Pequena e
insegura ela vê as águas do rio correr.
Sua mãe está
longe, seu pai morto, sua família doente.
A febre tifo dizimava e as águas continuavam correndo. Quantas vezes as
águas do rio levavam as roupas que ela lavava ali, e assim buscando-as, ela
aprendeu a nadar. Não podia perder as roupas caras que nunca seriam suas.
O dia
começava cedo, bem longe dali a mãe já limpava casas, e buscava a todo
desespero, comida para quatro crianças pequenas, com dez, oito, seis e quatro
anos. Tão pequenas e sem força, mas ao mesmo tempo tinham que ser adultas pra
se protegerem enquanto a mãe buscava o alimento.
Quase
instintivo, quase primitivo, tão duro e tão cruel. Era assim a vida de uma
família que ficou para sobreviver naquela cidade da Bahia.

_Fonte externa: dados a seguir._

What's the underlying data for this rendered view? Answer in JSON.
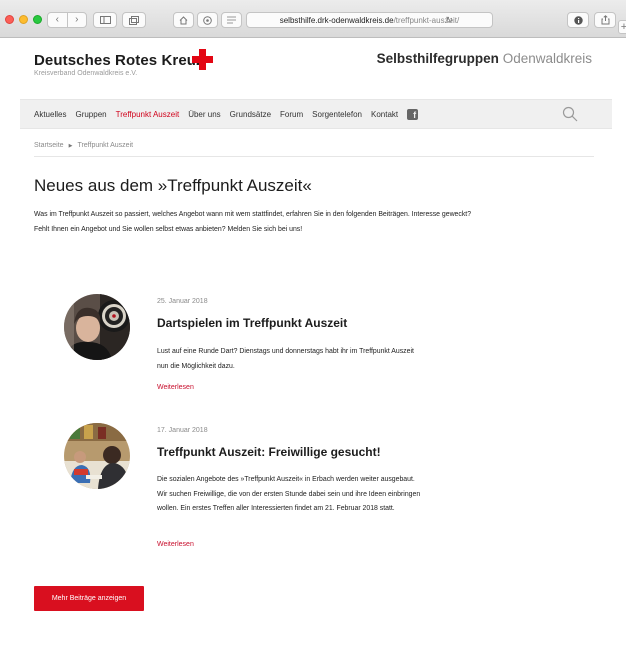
{
  "browser": {
    "url_host": "selbsthilfe.drk-odenwaldkreis.de",
    "url_path": "/treffpunkt-auszeit/",
    "back_glyph": "‹",
    "forward_glyph": "›"
  },
  "header": {
    "brand_title": "Deutsches Rotes Kreuz",
    "brand_subtitle": "Kreisverband Odenwaldkreis e.V.",
    "site_name_bold": "Selbsthilfegruppen",
    "site_name_light": "Odenwaldkreis"
  },
  "nav": {
    "items": [
      "Aktuelles",
      "Gruppen",
      "Treffpunkt Auszeit",
      "Über uns",
      "Grundsätze",
      "Forum",
      "Sorgentelefon",
      "Kontakt"
    ],
    "active_index": 2
  },
  "breadcrumb": {
    "home": "Startseite",
    "current": "Treffpunkt Auszeit"
  },
  "main": {
    "title": "Neues aus dem »Treffpunkt Auszeit«",
    "intro": "Was im Treffpunkt Auszeit so passiert, welches Angebot wann mit wem stattfindet, erfahren Sie in den folgenden Beiträgen. Interesse geweckt? Fehlt Ihnen ein Angebot und Sie wollen selbst etwas anbieten? Melden Sie sich bei uns!",
    "posts": [
      {
        "date": "25. Januar 2018",
        "title": "Dartspielen im Treffpunkt Auszeit",
        "excerpt": "Lust auf eine Runde Dart? Dienstags und donnerstags habt ihr im Treffpunkt Auszeit nun die Möglichkeit dazu.",
        "more": "Weiterlesen"
      },
      {
        "date": "17. Januar 2018",
        "title": "Treffpunkt Auszeit: Freiwillige gesucht!",
        "excerpt": "Die sozialen Angebote des »Treffpunkt Auszeit« in Erbach werden weiter ausgebaut. Wir suchen Freiwillige, die von der ersten Stunde dabei sein und ihre Ideen einbringen wollen. Ein erstes Treffen aller Interessierten findet am 21. Februar 2018 statt.",
        "more": "Weiterlesen"
      }
    ],
    "more_button": "Mehr Beiträge anzeigen"
  },
  "colors": {
    "brand_red": "#e30613",
    "link_red": "#c8102e",
    "button_red": "#d90f1f",
    "nav_bg": "#f0f0f0"
  },
  "icons": {
    "red_cross": "red-cross-logo",
    "search": "search-icon",
    "facebook": "facebook-icon",
    "breadcrumb_separator": "triangle-right-icon"
  }
}
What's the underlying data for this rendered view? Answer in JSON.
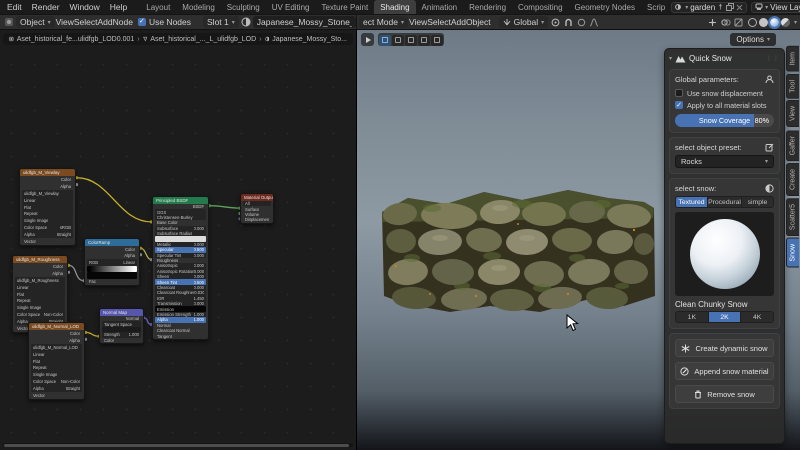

A mãe chegava quando o sol estava indo embora,
as crianças já limpas, alimentadas da farinha que era feita na própria terra e
as roupas que havia trazido na noite anterior, sua filha já havia lavado,
engomado e estavam prontas para serem entregues as clientes da cidade.
Brincar? Não
havia bonecas! O máximo que conseguiam eram ossos de gado, que muitas vezes eram
amarrados aos cabelos do milho e viravam lindas donzelas passeando na terra.
O sol
acordava as crianças, pois a mãe já estava longe, não podia ter esse luxo.
Sonho? Era
possível ter sonhos num lugar desses? Sim, quem sabe um dia o pai não voltava
da cidade com as latas de bolacha enormes que trazia sorrisos no rosto daqueles
pequenos.
Mas a Zinha
tinha um sonho, ter uma boneca com cabelos de verdade.
Se aos seis
já lavava as roupas no rio, aos oito era babá em “casa de família”. Cuidava de duas
crianças para a patroa trabalhar o dia todo fora.
Enquanto isso,
ela cozinhava, fazia a limpeza da casa e deixava seus dois filhos impecáveis
para ela curtir quando voltasse do trabalho.
Quanta
responsabilidade para uma criança de oito anos. Sem erro, sem medo!
Mas certo
dia a saudade foi maior, ela esperou o dia de folga da patroa e fugiu, sertão adentro
atrás da sua família, e chorou pedindo a mãe que a escondesse, pois não queria
mais ficar longe.
OITO anos!
Ela tinha
uma mãe má? Não!
Só quem conheceu
sua mãe pode dizer sobre este serzinho de um metro e cinqüenta que amava tanto,
como se não houvesse o próximo minuto.
Uma mãe
desesperada, que ficou com cinco filhos para criar, sim; cinco filhos, mas um
se foi pequeno ainda, morto por um “golpe de ar”.
Tinha que
ser muito forte pra sobreviver naquela situação e a menina de dez anos se
sentiu culpada por muito tempo, mas se a consciência dela tivesse estudo ou um mínimo
de cultura, essa culpa não existiria.
Zinha disse:
Minha vida
daria um livro!
Sim. Daria
uma série, com temporadas e mais temporadas de lição de vida a tantos leitinhos
com pêra que conhecemos em 2020 que nem sabem o que é uma cacimba.
Ah! A Cacimba.
Era tão mais fácil quando foi trabalhar perto da cidade e a roupa era lavada na
cacimba. Lá não precisava nadar quando a roupa corria nas águas.
Voltando ao
sonho da Zinha, ter uma boneca com cabelos louros, boneca que piscava, tinha
roupas de tecido e mãos que ela poderia pintar as unhas.
Zinha também
teve problemas de saúde na infância, por ser asmática, tomou muita “surra de
folha” pra sarar, tomou tanto chá que hoje conhece bem as ervas. Os vizinhos
choravam quando a viam apanhar para passar a asma, mas; o desespero da falta de
atendimento faz uma mãe recorrer à simpatia, mesmo doendo, ela batia, até “despelar”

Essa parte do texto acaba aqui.